L’ex tennista ucraino al Corriere della Sera aggiunge: “La ritirata dei russi non inganni, torneranno con più forza per distruggerci. Putin non mollerà finché non avrà raggiunto il suo sporco obbiettivo”

Nella foto di “gruppo” dei “ritirati” del 2022, che come ogni anno vede nell’appuntamento delle Nitto ATP Finals l’occasione ideale per premiare quei tennisti che hanno deciso di appendere la racchetta al chiodo, non può non balzare all’occhio il particolare abbigliamento con cui si è presentato alla cerimonia uno degli undici “ex” tennisti riceventi dell’omaggio da parte del Chairman ATP Andrea Gaudenzi. E non si tratta di uno scalpore procurato da abiti troppo sgargianti o non in linea con l’attuale linea della moda per completi destinati ad eventi cerimoniali, bensì dall’eccessiva sobrietà di un modo di vestire che non si adatterebbe ad una serata gioiosa e di festa. Ma il protagonista della vicenda indossa quegli indumenti perché manifestano più di qualsiasi parola il proprio stato d’animo, essendo così in grado di trasmettere un messaggio forte e inscalfibile.

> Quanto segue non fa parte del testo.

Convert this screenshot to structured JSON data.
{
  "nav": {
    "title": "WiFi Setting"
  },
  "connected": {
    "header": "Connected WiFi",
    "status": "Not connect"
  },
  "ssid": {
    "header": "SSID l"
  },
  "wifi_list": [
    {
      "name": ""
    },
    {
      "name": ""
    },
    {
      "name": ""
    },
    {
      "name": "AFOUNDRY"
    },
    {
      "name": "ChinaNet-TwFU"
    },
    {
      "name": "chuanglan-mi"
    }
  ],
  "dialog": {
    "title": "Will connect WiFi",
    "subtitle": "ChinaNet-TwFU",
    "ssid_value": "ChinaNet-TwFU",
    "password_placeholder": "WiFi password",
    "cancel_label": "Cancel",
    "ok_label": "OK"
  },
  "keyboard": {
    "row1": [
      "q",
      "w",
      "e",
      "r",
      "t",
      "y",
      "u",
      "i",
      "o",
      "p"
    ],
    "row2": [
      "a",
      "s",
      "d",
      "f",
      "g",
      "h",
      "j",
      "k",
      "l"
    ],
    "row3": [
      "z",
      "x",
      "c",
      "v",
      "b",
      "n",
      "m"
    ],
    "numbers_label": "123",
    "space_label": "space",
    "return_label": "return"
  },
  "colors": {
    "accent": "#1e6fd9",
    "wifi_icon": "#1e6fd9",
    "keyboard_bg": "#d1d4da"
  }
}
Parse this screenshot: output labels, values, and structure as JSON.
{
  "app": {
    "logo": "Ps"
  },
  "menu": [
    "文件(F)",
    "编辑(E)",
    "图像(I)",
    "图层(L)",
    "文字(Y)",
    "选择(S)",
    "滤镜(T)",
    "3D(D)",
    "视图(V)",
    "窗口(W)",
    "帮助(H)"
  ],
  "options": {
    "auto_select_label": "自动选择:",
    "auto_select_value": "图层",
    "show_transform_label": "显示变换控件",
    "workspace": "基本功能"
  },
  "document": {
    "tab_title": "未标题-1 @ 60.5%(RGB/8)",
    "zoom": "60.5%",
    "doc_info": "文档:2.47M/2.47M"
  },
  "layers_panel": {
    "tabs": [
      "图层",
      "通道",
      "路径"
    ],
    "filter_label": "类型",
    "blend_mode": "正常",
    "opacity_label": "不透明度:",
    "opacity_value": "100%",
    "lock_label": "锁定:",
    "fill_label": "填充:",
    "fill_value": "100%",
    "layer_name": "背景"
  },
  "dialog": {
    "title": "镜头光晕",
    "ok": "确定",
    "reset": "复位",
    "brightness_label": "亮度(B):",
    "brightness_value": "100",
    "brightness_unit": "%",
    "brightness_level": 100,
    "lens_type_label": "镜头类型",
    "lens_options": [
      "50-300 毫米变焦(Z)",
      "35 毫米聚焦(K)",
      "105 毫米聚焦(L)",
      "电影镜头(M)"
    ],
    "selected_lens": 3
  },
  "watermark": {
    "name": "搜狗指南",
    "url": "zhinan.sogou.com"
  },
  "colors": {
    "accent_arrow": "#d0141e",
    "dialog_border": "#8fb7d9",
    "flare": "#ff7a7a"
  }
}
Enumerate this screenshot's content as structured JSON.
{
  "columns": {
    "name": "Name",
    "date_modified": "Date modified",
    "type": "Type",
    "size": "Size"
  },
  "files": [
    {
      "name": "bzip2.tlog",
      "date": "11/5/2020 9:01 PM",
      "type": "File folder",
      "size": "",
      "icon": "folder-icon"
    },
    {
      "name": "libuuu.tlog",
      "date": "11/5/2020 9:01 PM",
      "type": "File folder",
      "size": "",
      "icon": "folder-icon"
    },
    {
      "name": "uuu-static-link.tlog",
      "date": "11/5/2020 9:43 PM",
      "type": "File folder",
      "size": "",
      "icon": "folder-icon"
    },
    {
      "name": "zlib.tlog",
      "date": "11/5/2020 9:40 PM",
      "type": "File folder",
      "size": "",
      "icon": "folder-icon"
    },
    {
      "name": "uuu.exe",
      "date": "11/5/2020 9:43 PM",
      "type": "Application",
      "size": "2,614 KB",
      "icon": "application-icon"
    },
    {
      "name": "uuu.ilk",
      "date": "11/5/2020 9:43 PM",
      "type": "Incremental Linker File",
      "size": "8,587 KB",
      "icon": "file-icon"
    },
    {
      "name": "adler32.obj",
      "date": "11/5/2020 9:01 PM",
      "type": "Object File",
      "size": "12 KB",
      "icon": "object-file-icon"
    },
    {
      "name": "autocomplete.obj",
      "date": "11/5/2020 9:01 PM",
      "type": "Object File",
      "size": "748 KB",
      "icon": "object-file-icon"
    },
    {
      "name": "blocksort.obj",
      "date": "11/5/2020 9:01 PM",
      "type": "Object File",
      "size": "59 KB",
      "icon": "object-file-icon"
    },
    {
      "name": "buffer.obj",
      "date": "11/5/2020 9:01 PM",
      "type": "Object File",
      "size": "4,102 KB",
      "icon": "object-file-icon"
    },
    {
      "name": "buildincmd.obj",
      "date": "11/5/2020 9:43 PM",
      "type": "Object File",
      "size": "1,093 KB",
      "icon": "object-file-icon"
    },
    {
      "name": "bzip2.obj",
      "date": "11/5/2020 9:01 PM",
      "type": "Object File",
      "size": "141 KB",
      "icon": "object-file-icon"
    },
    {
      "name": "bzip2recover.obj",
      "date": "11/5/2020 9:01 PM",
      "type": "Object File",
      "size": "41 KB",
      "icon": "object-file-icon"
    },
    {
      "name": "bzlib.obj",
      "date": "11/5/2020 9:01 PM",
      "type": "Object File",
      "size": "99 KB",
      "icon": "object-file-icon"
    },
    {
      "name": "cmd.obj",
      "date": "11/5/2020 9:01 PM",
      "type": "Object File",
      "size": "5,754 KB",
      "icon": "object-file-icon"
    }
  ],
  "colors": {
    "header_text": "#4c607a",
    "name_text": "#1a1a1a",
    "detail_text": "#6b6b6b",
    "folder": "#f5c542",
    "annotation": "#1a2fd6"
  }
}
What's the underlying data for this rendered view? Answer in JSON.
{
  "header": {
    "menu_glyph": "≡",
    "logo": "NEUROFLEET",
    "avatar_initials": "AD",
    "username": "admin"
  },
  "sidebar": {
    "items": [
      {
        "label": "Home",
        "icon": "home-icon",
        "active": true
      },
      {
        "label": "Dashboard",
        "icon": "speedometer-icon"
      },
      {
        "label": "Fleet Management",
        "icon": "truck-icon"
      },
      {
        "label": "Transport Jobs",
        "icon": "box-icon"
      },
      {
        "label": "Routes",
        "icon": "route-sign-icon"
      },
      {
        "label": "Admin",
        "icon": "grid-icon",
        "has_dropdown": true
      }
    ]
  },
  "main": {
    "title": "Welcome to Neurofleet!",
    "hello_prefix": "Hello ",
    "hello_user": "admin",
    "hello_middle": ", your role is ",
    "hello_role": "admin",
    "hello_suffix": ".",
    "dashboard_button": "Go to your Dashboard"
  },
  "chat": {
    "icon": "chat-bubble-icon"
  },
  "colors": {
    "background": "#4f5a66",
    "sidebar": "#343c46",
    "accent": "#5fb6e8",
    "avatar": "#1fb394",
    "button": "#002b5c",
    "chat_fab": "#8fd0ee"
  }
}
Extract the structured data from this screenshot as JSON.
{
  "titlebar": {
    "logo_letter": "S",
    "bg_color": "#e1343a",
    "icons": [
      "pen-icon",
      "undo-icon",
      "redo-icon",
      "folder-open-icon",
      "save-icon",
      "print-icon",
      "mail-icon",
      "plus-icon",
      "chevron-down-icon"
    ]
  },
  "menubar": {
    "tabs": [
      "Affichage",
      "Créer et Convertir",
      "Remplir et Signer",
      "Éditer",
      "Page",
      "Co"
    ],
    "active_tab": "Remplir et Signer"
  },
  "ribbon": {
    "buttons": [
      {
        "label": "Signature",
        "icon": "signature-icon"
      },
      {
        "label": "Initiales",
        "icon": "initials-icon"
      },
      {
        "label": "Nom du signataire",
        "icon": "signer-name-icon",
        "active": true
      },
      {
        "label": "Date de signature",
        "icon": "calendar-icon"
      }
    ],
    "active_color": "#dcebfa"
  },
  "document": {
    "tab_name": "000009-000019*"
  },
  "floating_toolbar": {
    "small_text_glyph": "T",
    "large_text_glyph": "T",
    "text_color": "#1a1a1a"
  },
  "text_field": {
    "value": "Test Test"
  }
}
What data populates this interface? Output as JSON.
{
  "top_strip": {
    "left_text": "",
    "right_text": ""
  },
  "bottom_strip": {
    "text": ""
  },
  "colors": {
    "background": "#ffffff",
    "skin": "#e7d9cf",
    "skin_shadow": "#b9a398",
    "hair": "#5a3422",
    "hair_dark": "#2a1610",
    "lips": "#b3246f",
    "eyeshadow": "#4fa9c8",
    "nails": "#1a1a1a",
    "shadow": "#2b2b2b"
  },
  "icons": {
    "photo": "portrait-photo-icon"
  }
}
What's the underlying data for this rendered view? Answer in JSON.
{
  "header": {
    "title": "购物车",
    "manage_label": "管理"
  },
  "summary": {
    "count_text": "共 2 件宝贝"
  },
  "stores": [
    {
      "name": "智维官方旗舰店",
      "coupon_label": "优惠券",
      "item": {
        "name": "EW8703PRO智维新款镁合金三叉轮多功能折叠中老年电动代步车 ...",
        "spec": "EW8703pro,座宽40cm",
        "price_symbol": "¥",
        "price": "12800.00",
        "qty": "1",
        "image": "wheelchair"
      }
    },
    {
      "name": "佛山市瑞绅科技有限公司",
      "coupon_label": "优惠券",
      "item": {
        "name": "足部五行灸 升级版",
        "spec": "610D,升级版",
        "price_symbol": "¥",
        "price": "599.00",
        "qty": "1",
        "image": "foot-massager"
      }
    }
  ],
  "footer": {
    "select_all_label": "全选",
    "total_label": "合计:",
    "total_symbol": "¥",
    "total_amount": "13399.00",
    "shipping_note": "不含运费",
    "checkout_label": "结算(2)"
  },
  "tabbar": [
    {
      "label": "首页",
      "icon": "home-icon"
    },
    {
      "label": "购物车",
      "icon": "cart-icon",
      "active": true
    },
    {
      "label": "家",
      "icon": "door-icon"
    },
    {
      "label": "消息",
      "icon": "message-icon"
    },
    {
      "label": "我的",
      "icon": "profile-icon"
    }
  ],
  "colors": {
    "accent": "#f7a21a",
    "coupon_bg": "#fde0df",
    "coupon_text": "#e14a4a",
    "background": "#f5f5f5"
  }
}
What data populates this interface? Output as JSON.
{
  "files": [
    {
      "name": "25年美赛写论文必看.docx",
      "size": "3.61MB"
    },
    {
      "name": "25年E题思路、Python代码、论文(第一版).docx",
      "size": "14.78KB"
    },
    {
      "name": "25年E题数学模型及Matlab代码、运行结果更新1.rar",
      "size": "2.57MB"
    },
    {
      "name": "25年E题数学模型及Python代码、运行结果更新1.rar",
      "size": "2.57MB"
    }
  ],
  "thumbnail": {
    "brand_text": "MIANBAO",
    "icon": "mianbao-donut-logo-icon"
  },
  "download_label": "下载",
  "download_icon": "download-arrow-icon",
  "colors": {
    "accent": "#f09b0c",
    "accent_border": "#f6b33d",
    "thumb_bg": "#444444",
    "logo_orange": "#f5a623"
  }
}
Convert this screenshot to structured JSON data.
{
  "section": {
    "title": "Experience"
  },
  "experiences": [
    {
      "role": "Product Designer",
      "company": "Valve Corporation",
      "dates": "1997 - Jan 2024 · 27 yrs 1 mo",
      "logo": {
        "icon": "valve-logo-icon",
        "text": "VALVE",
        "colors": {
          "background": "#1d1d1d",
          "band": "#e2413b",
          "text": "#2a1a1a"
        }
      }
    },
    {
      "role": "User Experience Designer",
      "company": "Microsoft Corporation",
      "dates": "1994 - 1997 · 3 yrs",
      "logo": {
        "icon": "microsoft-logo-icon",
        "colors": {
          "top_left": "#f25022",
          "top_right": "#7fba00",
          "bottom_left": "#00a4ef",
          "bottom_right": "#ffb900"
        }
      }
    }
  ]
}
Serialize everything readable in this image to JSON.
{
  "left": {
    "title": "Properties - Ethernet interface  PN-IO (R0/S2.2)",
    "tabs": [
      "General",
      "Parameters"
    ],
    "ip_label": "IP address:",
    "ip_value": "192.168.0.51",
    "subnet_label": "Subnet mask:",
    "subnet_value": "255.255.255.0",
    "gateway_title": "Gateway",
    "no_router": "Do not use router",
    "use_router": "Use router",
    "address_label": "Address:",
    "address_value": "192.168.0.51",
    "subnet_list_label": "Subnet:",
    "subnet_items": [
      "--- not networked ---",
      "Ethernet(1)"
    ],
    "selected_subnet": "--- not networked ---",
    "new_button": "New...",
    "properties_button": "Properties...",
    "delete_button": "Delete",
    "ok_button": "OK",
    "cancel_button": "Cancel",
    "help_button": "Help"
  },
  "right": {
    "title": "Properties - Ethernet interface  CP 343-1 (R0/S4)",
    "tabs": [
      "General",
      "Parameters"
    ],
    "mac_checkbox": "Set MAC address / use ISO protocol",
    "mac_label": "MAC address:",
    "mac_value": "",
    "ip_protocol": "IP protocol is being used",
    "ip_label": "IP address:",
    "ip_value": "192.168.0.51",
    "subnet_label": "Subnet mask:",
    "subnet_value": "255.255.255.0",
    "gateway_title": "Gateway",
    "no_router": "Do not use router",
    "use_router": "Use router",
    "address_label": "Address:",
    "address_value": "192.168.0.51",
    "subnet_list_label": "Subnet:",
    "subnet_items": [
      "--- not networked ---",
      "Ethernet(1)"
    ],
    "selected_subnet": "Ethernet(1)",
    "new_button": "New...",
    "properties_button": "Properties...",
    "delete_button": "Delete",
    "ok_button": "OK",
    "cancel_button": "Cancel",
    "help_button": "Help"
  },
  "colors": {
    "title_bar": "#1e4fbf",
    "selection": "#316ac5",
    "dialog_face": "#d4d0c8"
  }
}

Tuttavia non si tratta di una ricostruzione ad arte, per sostituire la realtà con la finzione di una comunicazione accattivante: è semplicemente la cruda realtà, la divisa militare che ha accompagnato un uomo nei suoi ultimi mesi di vita al fronte della guerra per difendere i suoi connazionali e preservare l’idea stessa dell’Ucraina come una nazione libera e indipendente. Quel volto che veste da soldato e che non accenna il minimo sorriso rispetto ai suoi colleghi al suo fianco, è Sergiy Stakhovsky. L’ex n. 31 ATP è divenuto, assieme all’altro grande tennista ucraino degli ultimi decenni Alexsandr Dolgopolov, il viso della ribellione di un’intera popolazione che potendo sfruttare il proprio collegamento diretto con un’ampia fascia di persone in tutto il mondo, attraverso i mass media e i social per via del suo status di personaggio pubblico, si è eretto a paladino degli ucraini per denunciare i soprusi russi e richiedere il sostegno di tutto il Globo civilizzato. In questi mesi sono state innumerevoli le sue dichiarazioni durissime, senza mezzi termini e che guardano in faccia la realtà non curanti delle conseguenze: dal confronto tra Putin e Hitler, alla costatazione che i russi non attaccassero via terra perché non avessero un motivo per morire.
Non si è limitato però unicamente alla voce di protesta, e dopo aver disputato l’ultimo torneo della carriera all’Australian Open quando la guerra è scoppiata lo scorso 24 febbraio con l’invasione russa, ha abbandonato la propria famiglia per imbracciare il fucile e arruolarsi nell’esercito di Kiev. A nove mesi dall’inizio dei combattimenti, Sergiy si è recato – per l’appunto – nel capoluogo sabaudo per ricevere i riconoscimenti del caso dopo l’addio al tennis giocato e per farlo ha dovuto prendere cinque giorni di licenza. Poi però rientrerà al fronte, Gaia Piccardi del Corriere della Sera ha avuto la possibilità di poter intervistare in esclusiva il 36enne ucraino. Ecco alcuni passaggi, che restituiscono la struggente verità di un conflitto armato contraddistinto da un’intensità di dolore e sofferenza a cui l’essere umano non dovrebbe mai essere esposto.
Gaia Piccardi: Sergiy, come sta?
Sergiy Stakhovsky: “Sono vivo“.
Gaia Piccardi: Già molto, di questi tempi.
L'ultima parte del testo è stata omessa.